9

Let $A$ be a ring and $S$ a multiplicative closed set. Then the localization of $A$ with respect to $S$ is defined as the set $S^{-1}A$ consisting of equivalence classes of pairs $(a, s)$ where to such pairs $(a,s), (b,t)$ are said to be equivalent if there exists some $u$ in $S$ such that $$u(at-bs)=0$$ Now, in the Wikipedia article about the localization of a ring, it says that the existence of that $u\in S$ is crucial in order to guarantee the transitive property of the equivalence relation.

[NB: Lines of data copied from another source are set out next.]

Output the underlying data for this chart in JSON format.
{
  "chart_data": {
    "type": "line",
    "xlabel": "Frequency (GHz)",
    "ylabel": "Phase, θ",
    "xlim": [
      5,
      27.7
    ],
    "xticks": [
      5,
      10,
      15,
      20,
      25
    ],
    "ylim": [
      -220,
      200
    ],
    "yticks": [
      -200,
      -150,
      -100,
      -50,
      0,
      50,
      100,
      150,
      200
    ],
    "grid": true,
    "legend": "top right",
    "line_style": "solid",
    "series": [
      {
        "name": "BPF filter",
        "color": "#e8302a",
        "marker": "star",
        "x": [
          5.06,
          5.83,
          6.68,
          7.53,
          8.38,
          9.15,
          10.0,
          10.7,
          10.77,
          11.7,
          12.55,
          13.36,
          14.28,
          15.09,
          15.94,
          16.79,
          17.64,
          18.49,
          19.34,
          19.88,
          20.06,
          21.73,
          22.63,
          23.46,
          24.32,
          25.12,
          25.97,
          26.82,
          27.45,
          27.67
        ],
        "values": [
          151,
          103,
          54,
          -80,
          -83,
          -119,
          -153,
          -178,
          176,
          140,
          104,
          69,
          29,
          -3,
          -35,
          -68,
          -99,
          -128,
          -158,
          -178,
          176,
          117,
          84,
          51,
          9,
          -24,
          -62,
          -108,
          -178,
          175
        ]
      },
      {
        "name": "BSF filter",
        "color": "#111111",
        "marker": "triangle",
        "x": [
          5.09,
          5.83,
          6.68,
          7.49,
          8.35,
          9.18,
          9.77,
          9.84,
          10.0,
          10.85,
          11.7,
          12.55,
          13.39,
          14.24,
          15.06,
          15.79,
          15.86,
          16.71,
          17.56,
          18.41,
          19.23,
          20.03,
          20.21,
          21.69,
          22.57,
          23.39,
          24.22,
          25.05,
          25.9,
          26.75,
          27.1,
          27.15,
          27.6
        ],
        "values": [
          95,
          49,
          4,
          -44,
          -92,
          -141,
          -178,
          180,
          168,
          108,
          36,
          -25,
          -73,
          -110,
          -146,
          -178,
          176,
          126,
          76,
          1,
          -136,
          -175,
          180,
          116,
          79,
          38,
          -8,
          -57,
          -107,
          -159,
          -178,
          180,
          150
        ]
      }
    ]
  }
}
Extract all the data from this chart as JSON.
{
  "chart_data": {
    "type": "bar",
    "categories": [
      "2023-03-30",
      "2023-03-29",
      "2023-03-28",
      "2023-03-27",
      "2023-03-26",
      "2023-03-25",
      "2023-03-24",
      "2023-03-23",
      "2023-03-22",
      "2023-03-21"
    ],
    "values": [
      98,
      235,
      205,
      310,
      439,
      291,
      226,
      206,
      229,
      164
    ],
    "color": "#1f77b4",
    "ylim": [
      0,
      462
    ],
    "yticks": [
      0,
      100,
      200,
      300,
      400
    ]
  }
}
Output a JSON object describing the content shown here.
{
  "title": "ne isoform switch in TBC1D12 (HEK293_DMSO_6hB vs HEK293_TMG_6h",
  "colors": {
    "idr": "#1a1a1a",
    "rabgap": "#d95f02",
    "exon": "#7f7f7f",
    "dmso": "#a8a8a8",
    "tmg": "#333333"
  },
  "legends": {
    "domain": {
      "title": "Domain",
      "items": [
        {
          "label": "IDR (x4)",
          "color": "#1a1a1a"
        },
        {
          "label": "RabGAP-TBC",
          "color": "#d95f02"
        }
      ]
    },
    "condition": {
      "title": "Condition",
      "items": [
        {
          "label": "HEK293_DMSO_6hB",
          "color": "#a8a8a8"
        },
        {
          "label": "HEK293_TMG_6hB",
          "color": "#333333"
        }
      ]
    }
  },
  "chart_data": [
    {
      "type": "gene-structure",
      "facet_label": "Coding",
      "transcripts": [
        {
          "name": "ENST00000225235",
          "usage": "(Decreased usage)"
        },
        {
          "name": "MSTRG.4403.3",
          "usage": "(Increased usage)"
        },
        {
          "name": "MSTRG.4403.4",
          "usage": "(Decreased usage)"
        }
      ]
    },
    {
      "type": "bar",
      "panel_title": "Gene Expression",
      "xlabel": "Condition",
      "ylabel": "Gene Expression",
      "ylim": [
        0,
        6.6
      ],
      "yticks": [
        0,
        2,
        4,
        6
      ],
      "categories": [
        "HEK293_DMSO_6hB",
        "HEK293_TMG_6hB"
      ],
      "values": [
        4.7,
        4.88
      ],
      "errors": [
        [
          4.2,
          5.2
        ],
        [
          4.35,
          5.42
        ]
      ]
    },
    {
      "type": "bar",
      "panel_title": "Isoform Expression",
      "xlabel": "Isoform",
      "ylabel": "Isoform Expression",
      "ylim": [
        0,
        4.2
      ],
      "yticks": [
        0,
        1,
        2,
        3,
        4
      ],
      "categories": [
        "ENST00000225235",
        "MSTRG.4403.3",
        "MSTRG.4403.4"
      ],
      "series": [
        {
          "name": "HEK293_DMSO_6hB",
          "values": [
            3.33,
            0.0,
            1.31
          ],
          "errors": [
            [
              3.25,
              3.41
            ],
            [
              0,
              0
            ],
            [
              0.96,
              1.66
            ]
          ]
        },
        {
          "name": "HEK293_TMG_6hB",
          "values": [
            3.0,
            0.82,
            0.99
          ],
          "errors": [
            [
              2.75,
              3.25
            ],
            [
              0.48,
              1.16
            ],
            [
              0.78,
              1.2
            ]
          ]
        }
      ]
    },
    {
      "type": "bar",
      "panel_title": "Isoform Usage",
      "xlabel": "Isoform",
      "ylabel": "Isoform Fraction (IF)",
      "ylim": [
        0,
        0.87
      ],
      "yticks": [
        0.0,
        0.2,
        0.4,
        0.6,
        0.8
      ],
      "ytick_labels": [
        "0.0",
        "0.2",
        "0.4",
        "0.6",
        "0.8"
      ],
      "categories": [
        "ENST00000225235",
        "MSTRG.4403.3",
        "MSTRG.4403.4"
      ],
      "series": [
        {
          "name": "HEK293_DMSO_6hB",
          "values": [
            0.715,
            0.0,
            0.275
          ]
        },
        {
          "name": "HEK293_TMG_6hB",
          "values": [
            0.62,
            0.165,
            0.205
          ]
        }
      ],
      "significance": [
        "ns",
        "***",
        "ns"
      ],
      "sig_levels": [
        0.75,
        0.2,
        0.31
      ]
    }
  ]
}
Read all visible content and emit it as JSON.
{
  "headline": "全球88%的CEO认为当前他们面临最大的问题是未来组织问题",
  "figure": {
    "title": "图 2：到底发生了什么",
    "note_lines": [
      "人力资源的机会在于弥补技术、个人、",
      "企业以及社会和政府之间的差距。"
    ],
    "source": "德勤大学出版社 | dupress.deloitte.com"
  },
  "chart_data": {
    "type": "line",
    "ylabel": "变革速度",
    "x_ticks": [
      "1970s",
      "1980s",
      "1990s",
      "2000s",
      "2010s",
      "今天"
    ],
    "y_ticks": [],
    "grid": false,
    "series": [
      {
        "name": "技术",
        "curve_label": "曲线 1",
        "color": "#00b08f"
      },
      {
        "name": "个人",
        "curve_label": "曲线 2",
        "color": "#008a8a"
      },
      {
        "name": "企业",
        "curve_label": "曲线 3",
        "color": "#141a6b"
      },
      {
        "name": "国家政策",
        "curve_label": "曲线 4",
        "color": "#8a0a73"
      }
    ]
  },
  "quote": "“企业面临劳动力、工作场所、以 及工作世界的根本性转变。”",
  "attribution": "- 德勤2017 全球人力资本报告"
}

I've seen the proof that the equivalence relation defined above is indeed an equivalence relation, but I fail to see how crucial the existence of $u$ is. For example, why doesn't it work if we simply say that two pairs $(a,s),(b,t)$ are equivalent iff $at - bs = 0$? I tried to come up with a counterexample for such case, but failed in the attempt.

hardmath
  • 37,015
user313212
  • 2,176
  • 5
    A useful fact that I don't see mentioned often is: the equivalence relation is exactly the equivalence relation generated by $(a, s) \sim (a s', s s')$ for $a \in A$, $s, s' \in S$. So, if you have another equivalence relation which equates $(a, s)$ with $(a s', s s')$ for all $a, s, s'$, then that relation contains the equivalence relation. This can be used, for example, to prove the addition operation on $S^{-1} A$ is well-defined with much shorter calculations than in the direct proof. – Daniel Schepler May 31 '17 at 22:34
  • In the absence of OP's response to requests for clarification, I went ahead with the anonymously proposed edit. – hardmath Jul 26 '18 at 22:53

2 Answers2

8

You have to think in the case that $A$ is not an integral domain. For example, consider $\mathbb{Z}_8$. Make $a_1=a_3=\overline{1},a_2=s_1=\overline{2}, s_2=\overline{4}$ and $ s_3=\overline{6}$. We have $$a_1s_2=\overline{1}.\overline{4}=\overline{2}.\overline{2}=a_2s_1$$ $$a_2s_3=\overline{2}.\overline{6}=\overline{4}=\overline{1}.\overline{4}=a_3s_2$$ and $$a_1s_3=\overline{1}.\overline{6}=\overline{6}\neq\overline{2}=\overline{1}.\overline{2}=a_3s_1.$$

Rafael
  • 3,789
  • Thank you for your answer! Just a silly question. Everywhere I look, $S$ is assumed to not contain $0$, whereas in your example, $s_1s_2 = \overline{2}\ \overline{4} = \overline{0} \in S$ if we want $S$ to be a multiplicative closed set, right? How is that? – user313212 Apr 30 '17 at 16:30
  • 1
    If $0$ belongs to the multiplicative closed set, then the ring of fractions correspondent is the trivial. – Rafael Apr 30 '17 at 16:36
6

For a more geometric example, let $A = \mathbb{R}[x,y] / (xy)$ and $S = \{ 1, x, x^2, x^3, \ldots \}$. (In algebraic geometry, $A$ represents a ring of functions on the union of the two axes in $\mathbb{R}^2$.) Then in $S^{-1} A$, $y/1 = 0/1$ even though $y \cdot 1 - 0 \cdot 1 \ne 0$ in $A$ - but in fact, $x (y \cdot 1 - 0 \cdot 1) = 0$.

Intuitively, the reason $y = 0$ must hold in $S^{-1} A$ is that $xy = 0$ is inherited from $A$, and then you can multiply both sides by $x^{-1}$. (The localization corresponds to the geometric operation of intersecting with the set where $x \ne 0$.)